Tuesday, May 12, 2009

Google, RDFa, and Reusing Vocabularies

Yesterday, I wrote about one difficulty of having machines talk to other machines- propagation and re-use of vocabularies is not something that machines being used today know how to do on their own. I thought it would be instructive to work out a real example of how I might find and reuse vocabulary to express that a work has a certain ISBN (international standard book number). What I found (not to my great surprise) was that it wasn't that easy for me, a moderately intelligent human with some experience at RDF development, to find RDF terminology to use. I tried Knoodl, Google, and SchemaWeb to help me.

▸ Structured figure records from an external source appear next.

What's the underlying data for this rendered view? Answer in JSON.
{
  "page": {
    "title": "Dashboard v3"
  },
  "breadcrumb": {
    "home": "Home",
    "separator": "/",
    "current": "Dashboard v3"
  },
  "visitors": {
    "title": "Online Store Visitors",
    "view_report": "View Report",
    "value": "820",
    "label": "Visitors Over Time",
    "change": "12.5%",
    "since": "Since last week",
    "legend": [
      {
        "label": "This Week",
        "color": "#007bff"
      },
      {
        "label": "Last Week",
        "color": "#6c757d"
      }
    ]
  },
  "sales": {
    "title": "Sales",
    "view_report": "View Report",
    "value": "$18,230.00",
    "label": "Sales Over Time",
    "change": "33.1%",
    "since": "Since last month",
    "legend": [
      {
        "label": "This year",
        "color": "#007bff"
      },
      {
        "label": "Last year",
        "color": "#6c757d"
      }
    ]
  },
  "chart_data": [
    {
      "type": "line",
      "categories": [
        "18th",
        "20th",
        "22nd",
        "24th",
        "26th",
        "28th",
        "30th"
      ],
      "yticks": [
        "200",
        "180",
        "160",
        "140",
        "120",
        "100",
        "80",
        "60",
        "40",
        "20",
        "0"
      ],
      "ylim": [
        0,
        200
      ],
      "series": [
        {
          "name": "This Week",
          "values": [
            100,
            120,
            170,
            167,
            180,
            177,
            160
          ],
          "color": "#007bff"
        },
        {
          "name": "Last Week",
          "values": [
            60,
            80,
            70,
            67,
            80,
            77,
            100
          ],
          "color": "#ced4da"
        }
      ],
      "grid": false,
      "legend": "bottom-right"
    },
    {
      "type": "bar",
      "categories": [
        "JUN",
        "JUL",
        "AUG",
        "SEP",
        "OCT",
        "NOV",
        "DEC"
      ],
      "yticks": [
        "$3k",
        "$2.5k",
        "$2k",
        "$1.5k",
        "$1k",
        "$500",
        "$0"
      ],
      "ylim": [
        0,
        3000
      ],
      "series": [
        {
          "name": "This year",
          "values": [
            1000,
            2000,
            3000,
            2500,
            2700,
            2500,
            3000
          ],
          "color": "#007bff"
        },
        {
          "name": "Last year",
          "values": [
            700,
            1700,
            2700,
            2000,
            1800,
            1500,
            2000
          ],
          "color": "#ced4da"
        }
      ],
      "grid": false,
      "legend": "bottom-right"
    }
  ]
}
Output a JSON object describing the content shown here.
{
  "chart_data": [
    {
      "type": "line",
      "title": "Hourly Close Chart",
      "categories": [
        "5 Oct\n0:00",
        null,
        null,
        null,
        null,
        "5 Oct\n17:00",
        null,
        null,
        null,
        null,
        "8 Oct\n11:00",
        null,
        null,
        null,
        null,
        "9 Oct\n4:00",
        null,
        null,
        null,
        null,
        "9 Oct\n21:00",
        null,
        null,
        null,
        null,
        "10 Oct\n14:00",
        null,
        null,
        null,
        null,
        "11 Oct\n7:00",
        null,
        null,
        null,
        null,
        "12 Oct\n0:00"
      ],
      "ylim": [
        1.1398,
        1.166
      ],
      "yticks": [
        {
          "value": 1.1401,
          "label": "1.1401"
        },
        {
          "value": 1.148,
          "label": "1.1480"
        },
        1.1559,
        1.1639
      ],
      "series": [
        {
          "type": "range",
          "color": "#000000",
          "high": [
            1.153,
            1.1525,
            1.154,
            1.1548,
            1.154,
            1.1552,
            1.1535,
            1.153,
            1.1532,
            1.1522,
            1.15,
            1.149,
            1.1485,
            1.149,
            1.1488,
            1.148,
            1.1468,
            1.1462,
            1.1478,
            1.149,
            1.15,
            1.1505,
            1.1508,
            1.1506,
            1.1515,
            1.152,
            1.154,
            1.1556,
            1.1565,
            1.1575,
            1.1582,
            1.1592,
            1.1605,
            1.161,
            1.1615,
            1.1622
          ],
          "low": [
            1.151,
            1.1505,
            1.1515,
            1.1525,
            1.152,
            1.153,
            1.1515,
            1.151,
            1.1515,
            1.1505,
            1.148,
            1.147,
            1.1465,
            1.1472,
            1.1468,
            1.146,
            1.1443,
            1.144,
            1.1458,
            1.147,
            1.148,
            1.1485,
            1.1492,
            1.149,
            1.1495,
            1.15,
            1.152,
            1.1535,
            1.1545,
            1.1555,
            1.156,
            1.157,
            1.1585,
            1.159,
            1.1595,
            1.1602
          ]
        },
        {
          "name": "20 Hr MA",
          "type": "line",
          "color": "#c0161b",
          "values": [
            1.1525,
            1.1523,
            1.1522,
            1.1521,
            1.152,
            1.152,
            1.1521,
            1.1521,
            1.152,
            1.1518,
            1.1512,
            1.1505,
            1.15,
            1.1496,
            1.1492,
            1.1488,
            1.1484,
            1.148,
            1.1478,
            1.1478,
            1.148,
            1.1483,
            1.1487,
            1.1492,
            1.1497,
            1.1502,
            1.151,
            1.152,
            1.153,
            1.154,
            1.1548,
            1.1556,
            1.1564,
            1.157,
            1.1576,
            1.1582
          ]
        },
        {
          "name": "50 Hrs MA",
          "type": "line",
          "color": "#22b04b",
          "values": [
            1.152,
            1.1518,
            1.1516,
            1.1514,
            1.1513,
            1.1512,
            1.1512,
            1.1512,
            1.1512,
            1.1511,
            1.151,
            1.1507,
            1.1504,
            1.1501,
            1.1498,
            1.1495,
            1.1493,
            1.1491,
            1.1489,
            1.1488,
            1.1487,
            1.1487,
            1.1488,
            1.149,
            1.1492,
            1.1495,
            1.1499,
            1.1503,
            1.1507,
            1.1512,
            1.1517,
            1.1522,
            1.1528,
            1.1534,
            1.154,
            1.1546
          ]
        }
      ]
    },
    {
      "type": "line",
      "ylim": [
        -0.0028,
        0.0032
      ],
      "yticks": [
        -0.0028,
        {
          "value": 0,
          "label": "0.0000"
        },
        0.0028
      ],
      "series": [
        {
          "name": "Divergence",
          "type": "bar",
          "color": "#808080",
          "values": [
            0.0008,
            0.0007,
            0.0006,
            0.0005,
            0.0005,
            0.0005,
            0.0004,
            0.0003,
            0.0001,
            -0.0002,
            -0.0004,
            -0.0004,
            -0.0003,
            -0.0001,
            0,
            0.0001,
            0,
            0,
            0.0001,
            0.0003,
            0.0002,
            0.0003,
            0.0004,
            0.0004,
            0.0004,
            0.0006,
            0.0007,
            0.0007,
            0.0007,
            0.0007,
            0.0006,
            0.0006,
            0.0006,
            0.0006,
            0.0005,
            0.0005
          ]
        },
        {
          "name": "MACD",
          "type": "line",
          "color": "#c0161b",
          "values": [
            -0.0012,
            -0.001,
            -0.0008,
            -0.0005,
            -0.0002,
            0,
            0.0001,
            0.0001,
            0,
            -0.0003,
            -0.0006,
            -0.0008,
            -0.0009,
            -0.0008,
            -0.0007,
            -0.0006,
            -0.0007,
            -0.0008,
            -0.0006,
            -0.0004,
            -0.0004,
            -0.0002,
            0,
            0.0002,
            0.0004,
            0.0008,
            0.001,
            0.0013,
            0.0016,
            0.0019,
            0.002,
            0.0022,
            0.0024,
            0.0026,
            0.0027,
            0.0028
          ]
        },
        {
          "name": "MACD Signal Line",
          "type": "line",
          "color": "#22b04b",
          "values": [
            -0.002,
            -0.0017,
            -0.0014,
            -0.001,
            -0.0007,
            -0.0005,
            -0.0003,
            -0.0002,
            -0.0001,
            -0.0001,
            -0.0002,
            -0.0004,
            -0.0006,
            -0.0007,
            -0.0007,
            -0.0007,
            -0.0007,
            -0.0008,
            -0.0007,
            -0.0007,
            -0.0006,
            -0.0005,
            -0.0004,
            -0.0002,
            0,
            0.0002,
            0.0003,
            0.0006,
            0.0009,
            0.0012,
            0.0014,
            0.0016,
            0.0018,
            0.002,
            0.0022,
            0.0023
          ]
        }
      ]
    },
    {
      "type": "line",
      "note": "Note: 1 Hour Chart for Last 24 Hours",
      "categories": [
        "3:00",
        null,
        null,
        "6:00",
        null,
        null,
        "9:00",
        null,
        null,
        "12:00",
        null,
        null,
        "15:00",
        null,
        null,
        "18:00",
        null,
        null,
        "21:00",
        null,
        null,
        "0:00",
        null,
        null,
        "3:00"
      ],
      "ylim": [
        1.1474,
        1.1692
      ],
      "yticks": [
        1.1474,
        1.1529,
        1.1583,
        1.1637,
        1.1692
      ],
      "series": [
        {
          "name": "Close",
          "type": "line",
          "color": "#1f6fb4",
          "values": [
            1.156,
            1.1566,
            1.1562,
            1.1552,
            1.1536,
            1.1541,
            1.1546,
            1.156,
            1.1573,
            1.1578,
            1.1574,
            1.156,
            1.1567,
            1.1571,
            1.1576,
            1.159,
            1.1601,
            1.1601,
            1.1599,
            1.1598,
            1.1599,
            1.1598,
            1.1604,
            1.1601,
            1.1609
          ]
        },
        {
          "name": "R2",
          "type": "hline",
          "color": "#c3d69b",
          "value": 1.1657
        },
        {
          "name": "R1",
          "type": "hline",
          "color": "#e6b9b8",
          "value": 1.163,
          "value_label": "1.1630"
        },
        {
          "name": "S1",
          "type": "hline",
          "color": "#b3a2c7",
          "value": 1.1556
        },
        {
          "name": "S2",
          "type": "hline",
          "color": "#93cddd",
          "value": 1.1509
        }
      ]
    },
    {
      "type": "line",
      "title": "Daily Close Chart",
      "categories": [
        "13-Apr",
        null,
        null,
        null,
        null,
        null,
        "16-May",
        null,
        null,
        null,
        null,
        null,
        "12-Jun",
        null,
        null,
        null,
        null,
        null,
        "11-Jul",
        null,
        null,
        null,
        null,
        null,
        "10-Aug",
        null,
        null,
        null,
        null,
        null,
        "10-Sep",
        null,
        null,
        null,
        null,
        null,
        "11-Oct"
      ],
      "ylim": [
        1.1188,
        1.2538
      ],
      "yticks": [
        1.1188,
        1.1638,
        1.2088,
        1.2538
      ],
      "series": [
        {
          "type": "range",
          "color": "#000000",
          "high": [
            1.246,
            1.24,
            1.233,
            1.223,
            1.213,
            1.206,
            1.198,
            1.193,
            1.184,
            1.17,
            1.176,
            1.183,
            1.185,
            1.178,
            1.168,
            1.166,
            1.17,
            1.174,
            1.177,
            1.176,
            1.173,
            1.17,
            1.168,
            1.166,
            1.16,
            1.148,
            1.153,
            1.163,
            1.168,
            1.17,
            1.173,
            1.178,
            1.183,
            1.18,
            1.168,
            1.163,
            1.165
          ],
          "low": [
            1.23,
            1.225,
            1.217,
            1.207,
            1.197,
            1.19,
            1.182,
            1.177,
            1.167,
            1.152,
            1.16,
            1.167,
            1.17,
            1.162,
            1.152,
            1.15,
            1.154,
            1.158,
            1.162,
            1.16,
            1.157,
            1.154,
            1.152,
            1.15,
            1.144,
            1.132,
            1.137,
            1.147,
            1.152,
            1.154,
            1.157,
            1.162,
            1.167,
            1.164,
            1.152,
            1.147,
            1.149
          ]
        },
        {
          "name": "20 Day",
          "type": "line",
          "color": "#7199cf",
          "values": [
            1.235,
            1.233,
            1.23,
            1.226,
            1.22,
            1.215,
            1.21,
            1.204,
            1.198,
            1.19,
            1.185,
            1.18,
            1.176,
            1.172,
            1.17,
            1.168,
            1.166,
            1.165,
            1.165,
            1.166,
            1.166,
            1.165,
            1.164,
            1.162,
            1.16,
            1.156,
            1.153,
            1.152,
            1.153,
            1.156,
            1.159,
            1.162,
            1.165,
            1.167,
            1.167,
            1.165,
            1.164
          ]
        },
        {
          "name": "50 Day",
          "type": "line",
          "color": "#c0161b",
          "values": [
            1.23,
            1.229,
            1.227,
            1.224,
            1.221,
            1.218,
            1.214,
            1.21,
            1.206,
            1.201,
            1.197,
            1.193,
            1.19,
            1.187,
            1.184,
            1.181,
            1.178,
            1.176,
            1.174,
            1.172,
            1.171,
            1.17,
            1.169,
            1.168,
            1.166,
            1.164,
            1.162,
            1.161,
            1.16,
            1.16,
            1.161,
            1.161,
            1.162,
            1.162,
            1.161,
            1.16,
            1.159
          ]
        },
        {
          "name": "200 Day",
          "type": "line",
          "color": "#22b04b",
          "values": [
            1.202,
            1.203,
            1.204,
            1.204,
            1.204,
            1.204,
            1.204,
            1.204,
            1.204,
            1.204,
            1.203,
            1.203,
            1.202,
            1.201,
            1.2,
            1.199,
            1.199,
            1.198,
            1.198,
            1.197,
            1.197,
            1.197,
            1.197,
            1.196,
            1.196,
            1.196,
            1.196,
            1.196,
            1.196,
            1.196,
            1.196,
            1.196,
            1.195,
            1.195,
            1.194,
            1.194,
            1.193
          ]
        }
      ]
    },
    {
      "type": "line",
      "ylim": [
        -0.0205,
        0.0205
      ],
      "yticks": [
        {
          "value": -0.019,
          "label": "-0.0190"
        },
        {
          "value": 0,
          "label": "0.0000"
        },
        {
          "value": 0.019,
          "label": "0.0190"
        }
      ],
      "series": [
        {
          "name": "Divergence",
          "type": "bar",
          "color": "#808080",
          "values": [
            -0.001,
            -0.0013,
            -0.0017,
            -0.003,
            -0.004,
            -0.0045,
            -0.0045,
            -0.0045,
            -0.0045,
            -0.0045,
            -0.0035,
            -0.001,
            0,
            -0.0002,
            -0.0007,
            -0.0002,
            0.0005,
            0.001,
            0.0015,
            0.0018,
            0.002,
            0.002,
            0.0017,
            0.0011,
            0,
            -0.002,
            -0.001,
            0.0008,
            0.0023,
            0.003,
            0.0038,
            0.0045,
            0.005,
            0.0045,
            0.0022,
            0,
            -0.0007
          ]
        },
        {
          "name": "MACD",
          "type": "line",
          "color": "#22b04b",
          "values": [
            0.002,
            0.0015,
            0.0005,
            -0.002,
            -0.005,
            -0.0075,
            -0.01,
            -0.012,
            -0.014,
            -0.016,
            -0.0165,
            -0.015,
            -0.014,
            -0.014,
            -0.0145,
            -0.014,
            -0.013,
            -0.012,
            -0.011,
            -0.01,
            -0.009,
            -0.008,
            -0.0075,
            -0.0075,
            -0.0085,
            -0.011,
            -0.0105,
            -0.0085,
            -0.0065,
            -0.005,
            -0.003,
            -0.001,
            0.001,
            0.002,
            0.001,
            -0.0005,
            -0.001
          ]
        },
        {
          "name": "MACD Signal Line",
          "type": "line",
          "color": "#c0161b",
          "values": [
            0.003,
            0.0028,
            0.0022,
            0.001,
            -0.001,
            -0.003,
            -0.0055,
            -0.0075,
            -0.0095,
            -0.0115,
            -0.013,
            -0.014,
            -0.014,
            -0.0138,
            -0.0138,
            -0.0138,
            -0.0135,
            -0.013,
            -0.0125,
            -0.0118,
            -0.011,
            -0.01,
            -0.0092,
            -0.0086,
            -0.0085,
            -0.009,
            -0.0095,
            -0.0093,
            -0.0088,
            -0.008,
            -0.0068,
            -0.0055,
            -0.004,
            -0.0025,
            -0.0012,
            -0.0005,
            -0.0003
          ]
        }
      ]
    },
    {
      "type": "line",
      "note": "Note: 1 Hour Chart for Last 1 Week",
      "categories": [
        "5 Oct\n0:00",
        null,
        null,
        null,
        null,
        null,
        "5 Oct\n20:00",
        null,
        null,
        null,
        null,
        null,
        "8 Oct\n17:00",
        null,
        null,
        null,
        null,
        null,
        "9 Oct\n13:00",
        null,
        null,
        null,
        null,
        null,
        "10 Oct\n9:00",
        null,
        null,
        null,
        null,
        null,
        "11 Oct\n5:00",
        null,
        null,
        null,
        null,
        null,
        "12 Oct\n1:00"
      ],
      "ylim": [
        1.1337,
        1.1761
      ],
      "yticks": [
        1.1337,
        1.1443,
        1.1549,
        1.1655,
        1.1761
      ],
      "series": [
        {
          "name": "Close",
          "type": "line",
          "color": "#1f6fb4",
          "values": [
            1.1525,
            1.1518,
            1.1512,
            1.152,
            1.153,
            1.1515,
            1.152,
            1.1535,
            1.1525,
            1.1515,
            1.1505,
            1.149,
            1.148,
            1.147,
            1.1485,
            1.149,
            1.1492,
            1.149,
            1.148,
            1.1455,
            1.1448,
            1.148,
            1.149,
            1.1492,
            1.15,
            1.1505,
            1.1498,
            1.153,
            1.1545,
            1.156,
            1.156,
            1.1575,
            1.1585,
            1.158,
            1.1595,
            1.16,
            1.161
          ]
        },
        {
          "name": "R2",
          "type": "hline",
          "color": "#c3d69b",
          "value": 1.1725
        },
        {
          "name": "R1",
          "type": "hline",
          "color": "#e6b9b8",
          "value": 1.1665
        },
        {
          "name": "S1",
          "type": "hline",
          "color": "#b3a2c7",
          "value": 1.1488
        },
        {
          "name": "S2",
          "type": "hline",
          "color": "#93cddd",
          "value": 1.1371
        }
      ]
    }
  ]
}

Before I complete that thought, I should mention that today Google announced that they've begun supporting RDFa and microformats in what they call "rich snippets". RDFa is a mechanism for embedding RDF in static HTML web pages, while microformats are a simpler and less formalized way to embed metadata in web pages. Using either mechanism, this means that web page authors can hide information in structures mean to be read by machines in the same web pages that humans can read.

Concentrating on just the RDFa mechanism, it's interesting to see how Google expects that vocabulary will be propagated to agents that want to contribute to the semantic web: Google will announce the vocabulary that it understands, and everyone else will use that vocabulary. Resistance is futile. Not only does Google have the market power to set a de facto standard, but it has the intellectual power to do a good job of it- one of the engineers on the Google team working on "rich snippets" is Ramanathan V. Guha, who happens to be one of the inventors of RDF.

You would think that It would be easy to find an RDF property that has been declared to use in assertions like "the ISBN of 'digital Copyright' is 1-57392-889-5". No such luck. Dublin Core, a schema developed in part by the library community, has an "identifier" element which can be modified to indicate the element contains an isbn, but no isbn property. Maybe I just couldn't find it. Similarly, MODS, which is closely related to library standards, has an identifierType element type that can contain an ISBN, but you have to add type=isbn to the element to make it an ISBN. Documentation for RDFa wants you to use the ISBN to make a urn and to make this the subject of your assertion, not an attribute (ignoring the fact the ISBN identifies things that you sell in a bookstore (for example, the paperback version of a book) rather than what most humans think of as books. I also found entries for isbn in schemes like The Agricultural Metadata Element Set v.1.1 and a mention in the IMS Learning Resource Meta-Data XML Binding. Finally I should note that while OpenURL (a standard that I worked on) provides an XML format which includes an ISBN element, it's defined in such a way that it can't be used in other schemas.

The case of ISBN illustrates some of the barriers to vocabulary reuse, and although there are those who are criticizing Google for not reusing vocabulary, you can see why Google thinks it could work better if they just define vocabulary by fiat.